Dogma

God is love?


TREMBLING BEFORE G-D

directed by Sandi Simcha DuBowski opens March 29 at Metro


“I MISS BEING with people who have fear of God,” laments David, a young HIV-positive student determined to maintain his Orthodox Jewish faith. Like the other men and women compassionately profiled in this documentary, he’s struggling to be both openly gay and a member of the Orthodox community. Trembling Before G-d movingly conveys their sense of estrangement, though it stumbles as a deeper look at Orthodox conservatism itself.

Director Sandi Simcha DuBowski sees the complexities at hand and allows for intriguing debate—Trembling courses with honest befuddlement and frustration on both sides.

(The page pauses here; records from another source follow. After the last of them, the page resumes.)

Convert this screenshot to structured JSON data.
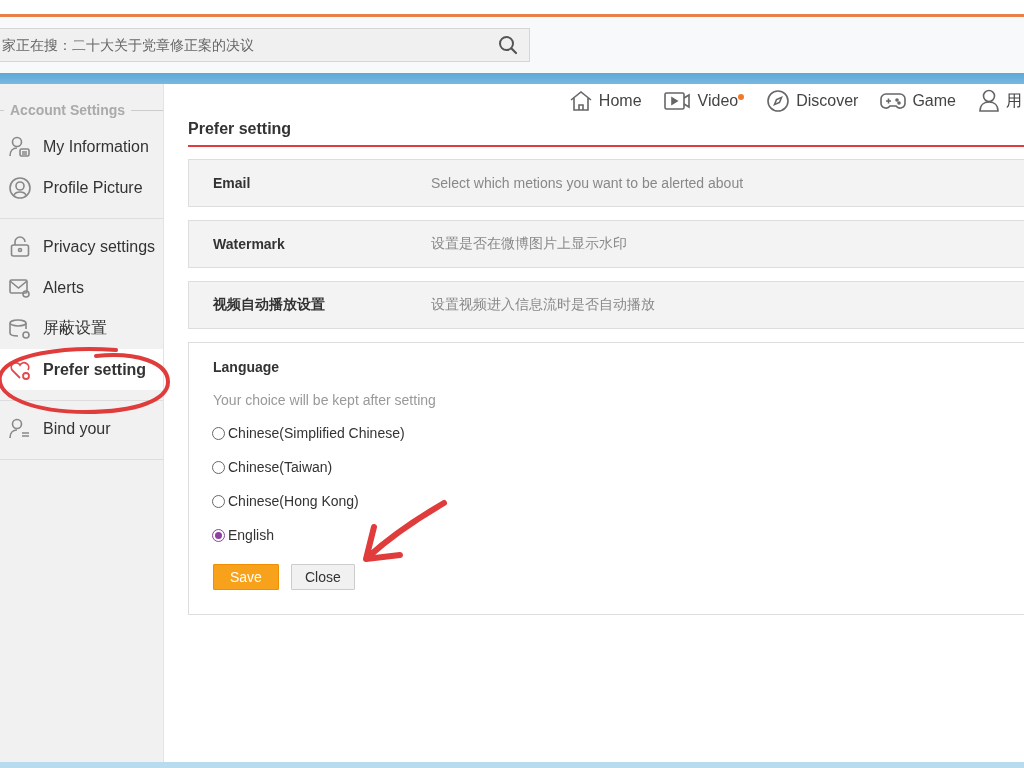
{
  "search": {
    "placeholder": "家正在搜：二十大关于党章修正案的决议"
  },
  "nav": [
    {
      "kind": "home",
      "label": "Home",
      "dot": false
    },
    {
      "kind": "video",
      "label": "Video",
      "dot": true
    },
    {
      "kind": "discover",
      "label": "Discover",
      "dot": false
    },
    {
      "kind": "game",
      "label": "Game",
      "dot": false
    },
    {
      "kind": "user",
      "label": "用",
      "dot": false
    }
  ],
  "sidebar": {
    "heading": "Account Settings",
    "groups": [
      [
        {
          "kind": "info",
          "label": "My Information",
          "selected": false
        },
        {
          "kind": "avatar",
          "label": "Profile Picture",
          "selected": false
        }
      ],
      [
        {
          "kind": "lock",
          "label": "Privacy settings",
          "selected": false
        },
        {
          "kind": "mail",
          "label": "Alerts",
          "selected": false
        },
        {
          "kind": "shield",
          "label": "屏蔽设置",
          "selected": false
        },
        {
          "kind": "heart",
          "label": "Prefer setting",
          "selected": true
        }
      ],
      [
        {
          "kind": "bind",
          "label": "Bind your",
          "selected": false
        }
      ]
    ]
  },
  "title": "Prefer setting",
  "rows": [
    {
      "label": "Email",
      "description": "Select which metions you want to be alerted about"
    },
    {
      "label": "Watermark",
      "description": "设置是否在微博图片上显示水印"
    },
    {
      "label": "视频自动播放设置",
      "description": "设置视频进入信息流时是否自动播放"
    }
  ],
  "language": {
    "label": "Language",
    "hint": "Your choice will be kept after setting",
    "options": [
      {
        "label": "Chinese(Simplified Chinese)",
        "selected": false
      },
      {
        "label": "Chinese(Taiwan)",
        "selected": false
      },
      {
        "label": "Chinese(Hong Kong)",
        "selected": false
      },
      {
        "label": "English",
        "selected": true
      }
    ],
    "buttons": [
      {
        "kind": "primary",
        "label": "Save"
      },
      {
        "kind": "secondary",
        "label": "Close"
      }
    ]
  },
  "annotations": [
    {
      "kind": "circle"
    },
    {
      "kind": "arrow"
    }
  ]
}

But she’s too respectful of the faith to soundly explore the difficult questions that will nag any outsider: If you profess a religion based on the enforced practice of centuries-old beliefs, can you then reasonably expect those ancient codes, however unfair, to be changeable? What, outside of the powerful tug of family tradition and community that DuBowski articulates so beautifully, do gays and lesbians want from a creed that prohibits menstruating women from touching their own husbands?

Trembling is most compelling when it indirectly addresses such tensions. Israel, an aging softhearted man living with his lover in Brooklyn, admits that he’s “studied too much to believe that you can be Orthodox and be queer.” He’s relaxed and funny, if melancholy, apparently resigned to an unbridgeable divide. Yet DuBowski catches the explosive undercurrents of conflicted regret; by the end of the film, Israel is heartbreakingly denouncing his religion— and his father’s emotional distance—to a sympathetic young Orthodox stranger on the street. “I know I live in my faith!” he cries, adding, “I don’t know what that faith is.”